In the 1-s time window after song truncation, optical stimulation effects were manually classified as falling into one of four categories: (1) motif reset (restarting with the first song syllable, with introductory notes or with syllables that normally link motifs); (2) calls (typical zebra finch calls); (3) introductory notes (those not followed by motif initiation); or (4) pause and continuation (post-truncation motif resumption at any syllable in the motif other than the first syllable). To calculate the normalized motif reset probability, the number of motifs per bout was calculated over 30–50 bouts (defined as chains of motifs, started with introductory notes and mostly uninterrupted; in rare occasions, we found motifs produced within 1 s from other motifs, and they were considered as part of the previous bout; M, average number of motifs per bout). Each bird’s probability of motif truncation was then normalized (normalized motif reset probability = motif reset probability/[1 − (1/M)), following the logic that 1/M is the likelihood of each motif to be the last in the bout and not be followed by another motif. Therefore, 1 − (1/M) is the probability of a motif to be followed by another motif in the current bout. The probability of reset implies the presence of a motif after the truncated one examined. Therefore, dividing by the likelihood of that motif being followed by another one returns a normalized measure of the reset.

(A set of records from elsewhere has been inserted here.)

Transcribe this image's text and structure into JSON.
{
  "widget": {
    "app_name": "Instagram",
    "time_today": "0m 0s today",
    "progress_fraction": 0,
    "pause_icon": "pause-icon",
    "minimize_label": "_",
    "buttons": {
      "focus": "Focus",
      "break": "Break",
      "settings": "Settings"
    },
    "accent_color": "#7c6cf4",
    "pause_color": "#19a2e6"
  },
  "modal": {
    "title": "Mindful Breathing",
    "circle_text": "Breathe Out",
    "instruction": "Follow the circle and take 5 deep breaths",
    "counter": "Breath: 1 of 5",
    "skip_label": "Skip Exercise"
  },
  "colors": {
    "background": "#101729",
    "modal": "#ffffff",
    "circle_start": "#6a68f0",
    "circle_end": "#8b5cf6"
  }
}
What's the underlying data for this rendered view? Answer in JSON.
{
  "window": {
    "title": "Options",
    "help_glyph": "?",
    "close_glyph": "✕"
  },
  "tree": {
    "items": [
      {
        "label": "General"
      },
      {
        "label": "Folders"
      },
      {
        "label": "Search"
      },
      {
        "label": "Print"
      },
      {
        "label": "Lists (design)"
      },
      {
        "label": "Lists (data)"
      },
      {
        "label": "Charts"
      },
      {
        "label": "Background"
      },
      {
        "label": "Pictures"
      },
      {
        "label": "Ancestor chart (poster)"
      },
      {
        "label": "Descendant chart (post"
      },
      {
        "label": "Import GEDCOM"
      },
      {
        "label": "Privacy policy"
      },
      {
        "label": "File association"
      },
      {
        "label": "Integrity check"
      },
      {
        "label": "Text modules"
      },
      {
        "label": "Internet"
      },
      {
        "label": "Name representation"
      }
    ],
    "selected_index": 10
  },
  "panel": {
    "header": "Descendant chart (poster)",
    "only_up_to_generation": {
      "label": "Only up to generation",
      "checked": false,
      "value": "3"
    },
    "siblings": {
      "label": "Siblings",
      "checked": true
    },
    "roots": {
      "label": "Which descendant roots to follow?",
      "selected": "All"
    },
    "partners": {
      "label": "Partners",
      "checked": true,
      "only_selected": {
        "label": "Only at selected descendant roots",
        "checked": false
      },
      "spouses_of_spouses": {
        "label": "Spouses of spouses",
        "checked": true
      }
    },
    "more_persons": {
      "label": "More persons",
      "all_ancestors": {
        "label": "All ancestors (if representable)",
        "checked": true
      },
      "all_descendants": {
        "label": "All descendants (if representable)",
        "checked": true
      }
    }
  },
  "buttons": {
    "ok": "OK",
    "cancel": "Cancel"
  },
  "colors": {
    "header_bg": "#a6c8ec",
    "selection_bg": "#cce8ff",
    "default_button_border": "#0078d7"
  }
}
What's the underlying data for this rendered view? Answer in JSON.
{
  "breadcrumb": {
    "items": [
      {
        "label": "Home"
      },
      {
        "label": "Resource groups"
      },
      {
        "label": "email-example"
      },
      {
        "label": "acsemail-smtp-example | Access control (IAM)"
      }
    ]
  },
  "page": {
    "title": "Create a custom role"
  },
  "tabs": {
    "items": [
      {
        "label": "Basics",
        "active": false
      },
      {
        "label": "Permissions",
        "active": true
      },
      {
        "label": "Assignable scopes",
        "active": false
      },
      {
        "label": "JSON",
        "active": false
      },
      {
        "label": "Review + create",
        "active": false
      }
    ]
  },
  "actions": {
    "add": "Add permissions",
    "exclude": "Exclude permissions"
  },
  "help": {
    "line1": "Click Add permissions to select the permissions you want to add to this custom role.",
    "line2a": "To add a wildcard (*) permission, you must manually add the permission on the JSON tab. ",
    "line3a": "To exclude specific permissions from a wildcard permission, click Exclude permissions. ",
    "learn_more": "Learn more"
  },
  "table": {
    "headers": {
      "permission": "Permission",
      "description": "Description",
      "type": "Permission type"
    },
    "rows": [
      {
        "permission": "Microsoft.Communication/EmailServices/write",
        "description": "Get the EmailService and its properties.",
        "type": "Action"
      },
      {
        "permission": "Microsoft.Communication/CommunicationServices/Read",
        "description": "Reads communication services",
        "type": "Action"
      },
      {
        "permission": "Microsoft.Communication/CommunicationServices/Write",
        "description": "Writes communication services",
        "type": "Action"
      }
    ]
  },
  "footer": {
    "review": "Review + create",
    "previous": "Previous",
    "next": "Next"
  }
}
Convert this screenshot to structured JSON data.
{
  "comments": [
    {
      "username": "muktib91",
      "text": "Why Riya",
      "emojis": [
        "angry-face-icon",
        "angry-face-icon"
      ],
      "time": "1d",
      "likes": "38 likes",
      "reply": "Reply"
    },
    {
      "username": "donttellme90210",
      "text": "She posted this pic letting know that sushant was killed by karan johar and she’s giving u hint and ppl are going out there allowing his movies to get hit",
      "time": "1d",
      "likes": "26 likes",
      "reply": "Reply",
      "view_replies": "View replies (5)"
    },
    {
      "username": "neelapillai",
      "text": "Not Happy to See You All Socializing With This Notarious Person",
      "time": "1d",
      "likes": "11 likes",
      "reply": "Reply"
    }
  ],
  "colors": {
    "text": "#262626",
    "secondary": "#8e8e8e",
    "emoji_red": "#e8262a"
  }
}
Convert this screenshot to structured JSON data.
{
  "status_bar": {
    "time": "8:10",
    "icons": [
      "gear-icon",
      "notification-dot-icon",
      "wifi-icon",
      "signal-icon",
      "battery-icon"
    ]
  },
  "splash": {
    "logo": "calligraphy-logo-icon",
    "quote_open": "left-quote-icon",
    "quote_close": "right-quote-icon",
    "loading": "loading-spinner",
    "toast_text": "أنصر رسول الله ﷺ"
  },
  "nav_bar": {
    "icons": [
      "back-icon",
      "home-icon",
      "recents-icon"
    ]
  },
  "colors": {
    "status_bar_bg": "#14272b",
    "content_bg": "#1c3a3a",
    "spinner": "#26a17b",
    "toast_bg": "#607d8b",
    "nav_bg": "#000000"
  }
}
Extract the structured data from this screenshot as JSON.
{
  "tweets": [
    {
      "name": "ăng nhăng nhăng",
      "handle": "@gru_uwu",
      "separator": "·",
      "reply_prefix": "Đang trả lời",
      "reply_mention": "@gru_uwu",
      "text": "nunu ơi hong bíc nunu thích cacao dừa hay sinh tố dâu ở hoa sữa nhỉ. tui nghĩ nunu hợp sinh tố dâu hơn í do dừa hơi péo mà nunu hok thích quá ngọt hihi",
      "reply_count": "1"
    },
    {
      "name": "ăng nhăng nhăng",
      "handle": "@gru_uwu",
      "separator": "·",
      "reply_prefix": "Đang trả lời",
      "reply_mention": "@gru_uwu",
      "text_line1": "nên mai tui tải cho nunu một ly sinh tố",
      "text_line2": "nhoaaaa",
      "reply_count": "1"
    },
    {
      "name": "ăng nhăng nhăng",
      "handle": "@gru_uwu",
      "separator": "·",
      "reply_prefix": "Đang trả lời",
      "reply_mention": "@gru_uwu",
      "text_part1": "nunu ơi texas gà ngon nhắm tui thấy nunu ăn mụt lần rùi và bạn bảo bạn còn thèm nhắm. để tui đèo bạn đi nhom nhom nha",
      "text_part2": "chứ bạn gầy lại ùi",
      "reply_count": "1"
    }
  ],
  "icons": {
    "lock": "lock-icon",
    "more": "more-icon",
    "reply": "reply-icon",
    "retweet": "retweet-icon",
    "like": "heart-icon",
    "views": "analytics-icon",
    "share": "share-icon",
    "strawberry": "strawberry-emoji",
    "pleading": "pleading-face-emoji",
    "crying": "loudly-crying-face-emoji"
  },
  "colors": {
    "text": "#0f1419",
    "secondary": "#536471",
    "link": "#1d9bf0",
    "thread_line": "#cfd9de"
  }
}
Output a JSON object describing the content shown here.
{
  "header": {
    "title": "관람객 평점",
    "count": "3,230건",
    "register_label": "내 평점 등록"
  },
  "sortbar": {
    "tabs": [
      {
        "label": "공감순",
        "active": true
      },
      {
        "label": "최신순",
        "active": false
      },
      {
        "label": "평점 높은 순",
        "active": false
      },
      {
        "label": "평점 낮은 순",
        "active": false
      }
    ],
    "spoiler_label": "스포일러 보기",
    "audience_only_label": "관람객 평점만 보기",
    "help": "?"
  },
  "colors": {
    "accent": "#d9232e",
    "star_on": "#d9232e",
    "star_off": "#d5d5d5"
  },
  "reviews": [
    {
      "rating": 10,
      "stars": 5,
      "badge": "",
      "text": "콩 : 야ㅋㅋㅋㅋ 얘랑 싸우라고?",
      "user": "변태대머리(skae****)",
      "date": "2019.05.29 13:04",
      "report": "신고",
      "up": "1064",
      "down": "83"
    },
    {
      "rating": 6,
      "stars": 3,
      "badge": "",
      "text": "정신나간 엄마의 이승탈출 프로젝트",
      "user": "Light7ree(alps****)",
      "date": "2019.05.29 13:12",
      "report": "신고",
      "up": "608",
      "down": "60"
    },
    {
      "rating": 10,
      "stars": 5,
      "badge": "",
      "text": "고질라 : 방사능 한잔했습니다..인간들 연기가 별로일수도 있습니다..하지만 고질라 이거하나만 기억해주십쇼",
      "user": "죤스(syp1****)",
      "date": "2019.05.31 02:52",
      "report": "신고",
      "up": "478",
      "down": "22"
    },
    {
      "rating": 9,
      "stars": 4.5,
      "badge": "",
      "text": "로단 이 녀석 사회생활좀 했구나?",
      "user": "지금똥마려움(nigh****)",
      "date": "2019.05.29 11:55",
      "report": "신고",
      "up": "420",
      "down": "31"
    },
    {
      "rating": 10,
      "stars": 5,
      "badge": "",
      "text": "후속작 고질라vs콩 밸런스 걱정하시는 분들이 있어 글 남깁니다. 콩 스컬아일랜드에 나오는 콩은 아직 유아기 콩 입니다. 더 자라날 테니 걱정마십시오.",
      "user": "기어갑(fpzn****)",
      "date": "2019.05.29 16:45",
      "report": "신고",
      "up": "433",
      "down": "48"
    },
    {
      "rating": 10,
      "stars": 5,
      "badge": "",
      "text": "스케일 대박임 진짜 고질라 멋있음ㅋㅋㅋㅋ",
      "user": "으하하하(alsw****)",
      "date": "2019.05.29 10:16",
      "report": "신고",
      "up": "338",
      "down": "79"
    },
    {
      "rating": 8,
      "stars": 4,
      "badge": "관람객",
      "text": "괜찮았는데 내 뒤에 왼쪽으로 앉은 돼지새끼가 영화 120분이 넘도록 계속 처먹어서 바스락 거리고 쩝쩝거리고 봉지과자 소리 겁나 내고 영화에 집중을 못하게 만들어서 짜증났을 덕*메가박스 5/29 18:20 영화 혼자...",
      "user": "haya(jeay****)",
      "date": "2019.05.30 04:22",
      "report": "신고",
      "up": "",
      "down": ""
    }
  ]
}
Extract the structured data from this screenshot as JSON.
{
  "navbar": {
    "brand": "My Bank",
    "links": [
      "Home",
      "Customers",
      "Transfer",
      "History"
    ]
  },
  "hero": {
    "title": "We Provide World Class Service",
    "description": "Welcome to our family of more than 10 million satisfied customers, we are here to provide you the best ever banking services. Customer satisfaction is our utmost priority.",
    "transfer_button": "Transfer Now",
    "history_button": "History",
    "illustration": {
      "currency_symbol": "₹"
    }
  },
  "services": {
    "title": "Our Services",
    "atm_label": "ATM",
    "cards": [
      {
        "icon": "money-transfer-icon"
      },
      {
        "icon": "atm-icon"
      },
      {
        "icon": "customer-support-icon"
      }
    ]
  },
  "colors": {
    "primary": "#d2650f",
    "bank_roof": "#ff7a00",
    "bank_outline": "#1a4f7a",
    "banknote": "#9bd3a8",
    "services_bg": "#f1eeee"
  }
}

To report cross-motif quantification of truncation or reset latency and resumed vocalization identity probability, events were categorized depending on the time point within the motif at which the onset of the corresponding stimulation occurred. The events were then grouped in 10% bins across the motif duration, per bird, to allow for comparison between birds with different motif lengths. Then 100% for each bird was set to the duration of the motif −100 ms, as the latency to truncation when applied later than 100 ms before the end of the motif would lead to unclear effects on the syllables (average truncation latency across groups = 74.36 ± 3.06). Whenever the stimulation happened in the last 100 ms of motif, the events were classified in the −20% to 0% bins, affecting the transition to the following motif (if any). Stimulations, truncations and post-truncation effects occurring during introductory notes and inter-motif connecting syllables were assigned to these −20% to 0% time bins on the basis of their temporal distance to the syllable A (if no syllable A onset was produced, the effects were not considered for further analysis, as we could not categorize the introductory note as produced at specific distance from the motif for the percentage computation).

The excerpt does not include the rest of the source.